Simi : GPA présente 3 facettes du bon usage de l’aménagement

Des acteurs d’innovation dans trois types d’usages, construction bois (Woodeum et 3F), prise en compte du genre dans l’urbanisme (GPA et Approche.s !) et promotion de la biodiversité par les abeilles utilisées comme autant de capteurs (BeeOdiversity), avaient répondu à l’invitation de Grand Paris aménagement, au Simi, jeudi 12 décembre 2019, pour montrer que la disruption est affaire d’audace et de bon sens.

Julien Pemezec (Woodeum) a ouvert la conférence en exprimant sa reconnaissance envers Grand Paris aménagement d’avoir osé lui confier la construction de 144 logements en bois, à Ris-Orangis (Essonne), pour ce qui fut une des premières réalisations de cette ampleur. Dessiné par Jean-Michel Wilmotte, et opéré par le groupe 3F, cet ensemble situé entre la Seine et les voies ferrées a joué les démonstrateurs. La capacité du bois d’amortir l’effet du passage des trains, d’atténuer les bruits environnants, tout en réduisant de 40 % l’empreinte carbone du chantier par rapport à la moyenne a pu ainsi être mise en évidence. Qui plus est alors que le chauffage des immeubles s’effectue au moyen d’une chaufferie biomasse.

Pierre Paulot (Groupe 3F) a saisi l’occasion pour appeler les différents acteurs de l’aménagement à œuvrer pour conforter une filière bois française qui n’est pas en mesure, aujourd’hui, de satisfaire toutes les demandes.

Le genre, « impensé de l’aménagement »

Dans un autre genre, Anna Kern, cheffe de projet à GPA, a décrit l’attention désormais portée par l’aménageur à la prise en compte de la place des femmes, « impensée de l’aménagement jusqu’alors ».

Kim Nguyen, Kelly Ung et Julien Pemezec. © Jgp

Ainsi le Modulor de Le Corbusier, silhouette humaine standardisée servant à concevoir la structure et la taille des unités d’habitation dessinées par l’architecte, est un homme de 1,83 m. Le nombre de rues de Clichy-sous-Bois, qui a entamé,tout comme Villiers-le-Bel ou Vienne un travail sur cette question, est également révélateur : 59 portent des noms d’hommes, contre trois pour les femmes. Les terrains de sport sont généralement dédiés au foot ou au skateboard, a poursuivi l’aménageuse.
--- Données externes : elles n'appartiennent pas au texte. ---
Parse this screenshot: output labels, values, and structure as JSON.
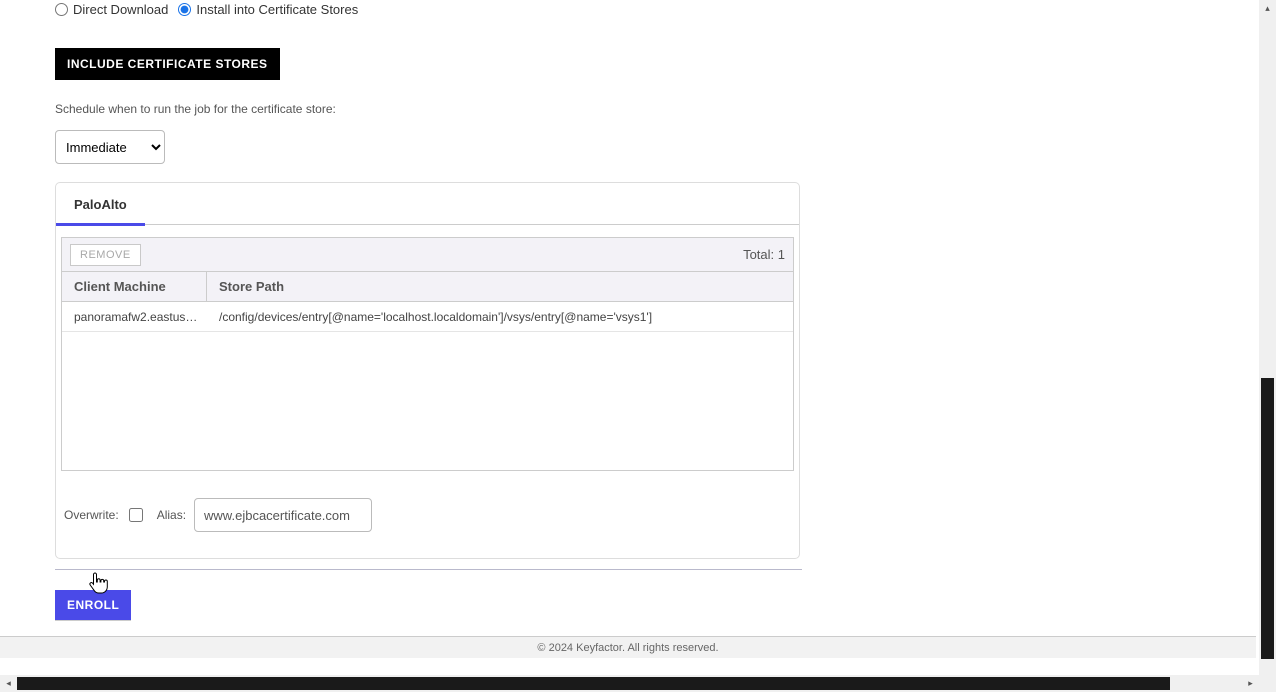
{
  "delivery": {
    "direct_download_label": "Direct Download",
    "install_stores_label": "Install into Certificate Stores",
    "selected": "install"
  },
  "include_stores_button": "INCLUDE CERTIFICATE STORES",
  "schedule_text": "Schedule when to run the job for the certificate store:",
  "schedule_value": "Immediate",
  "stores": {
    "tab_label": "PaloAlto",
    "remove_button": "REMOVE",
    "total_label": "Total: 1",
    "columns": {
      "machine": "Client Machine",
      "path": "Store Path"
    },
    "rows": [
      {
        "machine": "panoramafw2.eastus…",
        "path": "/config/devices/entry[@name='localhost.localdomain']/vsys/entry[@name='vsys1']"
      }
    ],
    "overwrite_label": "Overwrite:",
    "overwrite_checked": false,
    "alias_label": "Alias:",
    "alias_value": "www.ejbcacertificate.com"
  },
  "enroll_button": "ENROLL",
  "footer": "© 2024 Keyfactor. All rights reserved."
}
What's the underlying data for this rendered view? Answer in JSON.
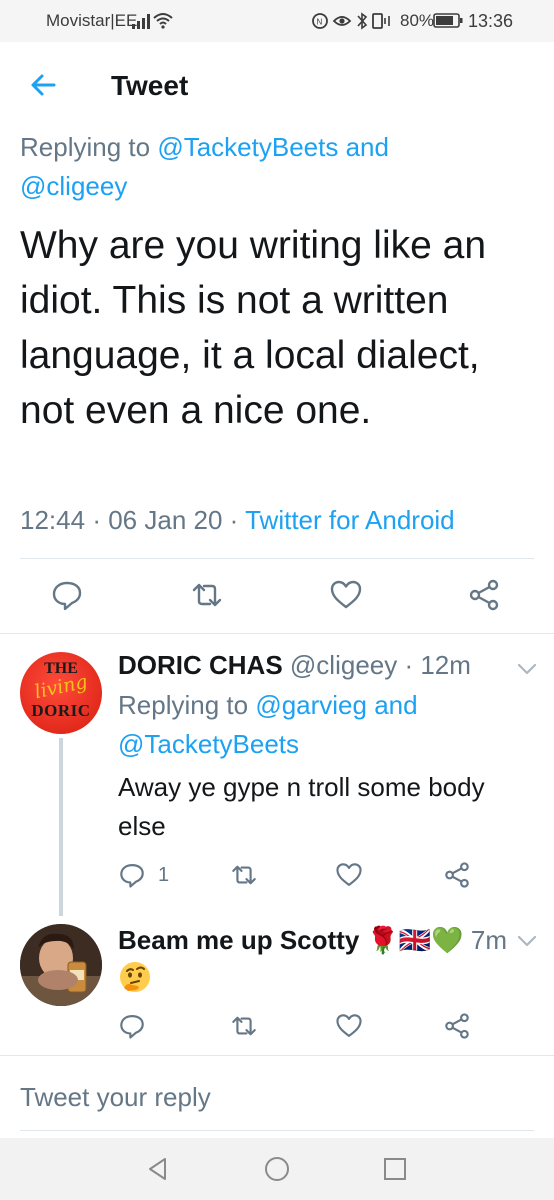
{
  "status_bar": {
    "carrier": "Movistar|EE",
    "battery_percent": "80%",
    "time": "13:36"
  },
  "header": {
    "title": "Tweet"
  },
  "main_tweet": {
    "replying_prefix": "Replying to",
    "replying_user1": "@TacketyBeets",
    "replying_and": "and",
    "replying_user2": "@cligeey",
    "text": "Why are you writing like an idiot. This is not a written language, it a local dialect, not even a nice one.",
    "time": "12:44",
    "date": "06 Jan 20",
    "dot": "·",
    "source": "Twitter for Android"
  },
  "replies": [
    {
      "name": "DORIC CHAS",
      "handle": "@cligeey",
      "age": "· 12m",
      "avatar_text": [
        "THE",
        "living",
        "DORIC"
      ],
      "replying_prefix": "Replying to",
      "replying_user1": "@garvieg",
      "replying_and": "and",
      "replying_user2": "@TacketyBeets",
      "text": "Away  ye gype n troll some body else",
      "reply_count": "1"
    },
    {
      "name": "Beam me up Scotty",
      "name_emojis": "🌹🇬🇧💚",
      "age": "7m",
      "emoji": "thinking-face"
    }
  ],
  "compose": {
    "placeholder": "Tweet your reply"
  },
  "icons": {
    "back": "arrow-left-icon",
    "reply": "comment-icon",
    "retweet": "retweet-icon",
    "like": "heart-icon",
    "share": "share-icon",
    "more": "chevron-down-icon"
  },
  "colors": {
    "accent": "#1da1f2",
    "secondary_text": "#657786",
    "primary_text": "#14171a"
  }
}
Kelly Ung (Atelier Approche.s !) a poursuivi la démonstration sur la base de l’étude en cours à Clichy, qui montre les parcours d’évitement des femmes dans l’espace urbain, l’attention à ne pas croiser le regard des hommes, à ne pas stationner au risque de susciter des interrogations, à ne pas sortir nuitamment. Les recensements, comptages et autres micro-trottoirs effectués à Clichy ont permis d’établir une suroccupation de l’espace par les hommes.

Au-delà du diagnostic, les pistes de correction d’un urbanisme défaillant à cet égard passent par des aménagements urbains favorisant les flux, la « coveillance », où l’on peut voir et être vu(e). Tout simplement, un urbanisme tenant compte des différences de genre commence par l’association de groupes de femmes à sa définition.

Les abeilles comme autant de capteurs

Enfin, Kim Nguyen (BeeOdiversity) utilise les abeilles, notamment sur le site d’Aérolians, aménagé par GPA à Tremblay, comme autant de capteurs permettant de connaître la nature et l’ampleur de la biodiversité d’un site, et son niveau de pollution. En offrant la possibilité de corriger les carences constatées en fonction des saisons par des plantations adaptées.

« Scientifique de formation, j’ai travaillé pendant 20 ans sur la question de savoir comment sauver les abeilles, a-t-il indiqué. Aujourd’hui, je coopère avec elles pour sauver la biodiversité des sites où j’interviens et, au-delà, des territoires qui les accueillent ». « De vendeur de fonciers, l’aménageur est devenu gestionnaire de sols », a résumé Thierry Lajoie, en guise de conclusion.